A plan in the works would downsize the Milwaukee County Mental Health Complex by moving many patients to community-based care
by Erin Toner, WUWM News
Thursday, the Milwaukee County Board will consider whether to apply pressure to the troubled Mental Health Complex. Twice during the past two years, regulators have declared patients to be in “immediate danger” following reports of abuse. Administrators have been working for a year-and-a-half on a plan to mitigate problems and move patients to community-based care. But as WUWM’s Erin Toner reports, some county leaders say the process isn’t moving fast enough.
The Mental Health Complex is a sprawling treatment center on the county grounds in Wauwatosa. It was built in the 1970s, when communities regularly institutionalized people with severe mental illness. In the decades since, many other states and counties have closed or downsized their hospitals and moved patients to community based care. But the Milwaukee complex continues to operate mainly as an inpatient facility for children, adults and seniors.
County Sup. Joe Sanfelippo says multiple reports over the past 25 years have detailed serious problems regarding patient safety.
“These reports have come on, when there’s problems at the mental health company, they’re in the news, the board takes action, and as soon as it’s not headlines in the news anymore, it kind of gets forgotten about,” Sanfelippo says.
Sanfelippo is referring to high-profile cases, including reports of patients being sexually abused by other patients, and a recent death the district attorney is investigating. An independent study recommended the county shift patients to services in the community, but he says so far, progress has been slow.
“The HSRI report said they scoured the entire country and they cannot find any other county that’s running an institutional based facility for mental health care like this. If you take a look in Madison, Waukesha, they all rely on more of a community based program, which really has been the approach for the last 30 years. It’s just Milwaukee County has never taken the initiative to transition into that type of care,” Sanfelippo says.
Last week, a county board committee voted to require administrators to submit a detailed plan and timetable for reforms at the Mental Health Complex.
But the committee’s chairperson, Sup. Peggy Romo West, dissented. She agrees improvements are overdue – and she’s been helping design them, but Romo West says the county must proceed responsibly and not simply rush the process.
“The issue at hand obviously is, how do we finance this and how do we do this in the safest way that we can for our mental health consumers?” Romo West says.
Romo West says studies have shown the county will need $25 million to complete the mental health redesign, and so far, the county executive has allocated $3 million. In addition to money, she says the county cannot transition patients out of the facility without having a strong community care network in place to serve their needs, and it will take time to develop.
Romo West says because there are so many moving parts, it’s not practical to force planners to outline a timetable.
“We refer to our redesign plan as a living document, because we’re dealing with human beings and there’s constant changes now in our health care policies and legislation and coverage and so, how long is it going to take? I’m really unsure at this point,” Romo West says.
Many meaningful changes have already taken place, according to Paula Lucey, administrator of the Milwaukee County Behavioral Health Division. She says recent initiatives have allowed the Mental Health Complex to close one inpatient unit.
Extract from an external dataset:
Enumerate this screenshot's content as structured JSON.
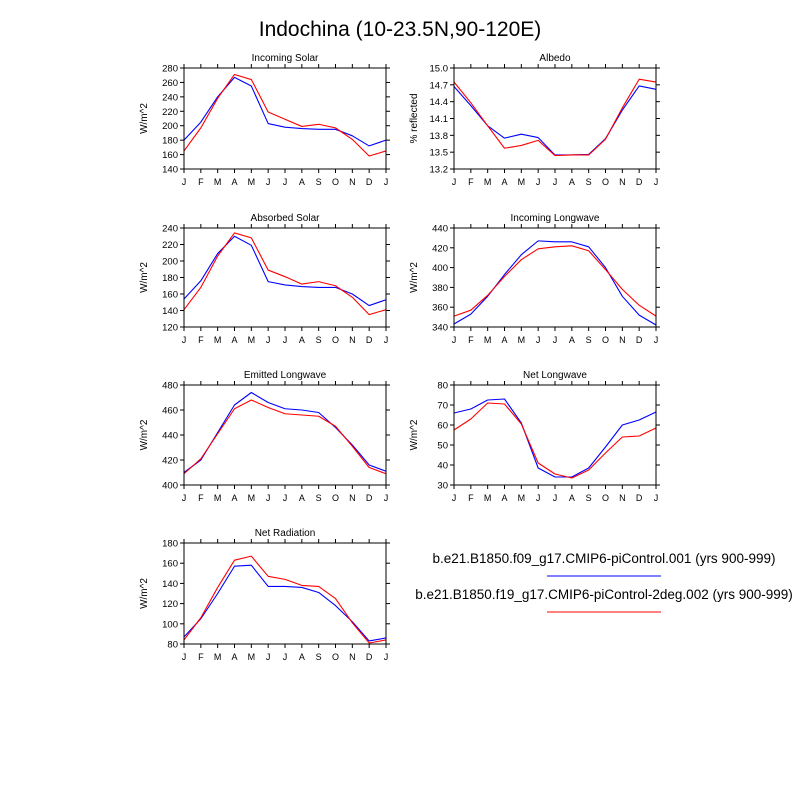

For example, the county has overseen the creation of a crisis resource center to give people an alternative to visiting the emergency room.
Lucey says the county has also boosted programs in the community to help those who are discharged stay on track with their recovery.
“That’s decreasing our number of re-admissions and our number of people that are coming back into the emergency room because it didn’t quite work when they got discharged,” Lucey says.
Lucey says there are solid plans for continuing the reforms in 2013, such as developing “step-down” housing for patients not quite ready to live independently. She says the approach to reform has been inclusive and thoughtful, which may not lead to the pace of change some county supervisors want.
“We have very vulnerable patients here at the core of these discussions. And so I think if we’ve made any errors, we’ve erred on the side of being careful about those patients and making sure that they’re not lost in the cracks and they’re not lost in the community,” Lucey says.
The full County Board is set to vote today on whether to require the Behavioral Health Division to outline specific goals and deadlines.
Administrator Lucey says her team has been reporting its progress all along, and would have no problem providing a more detailed plan.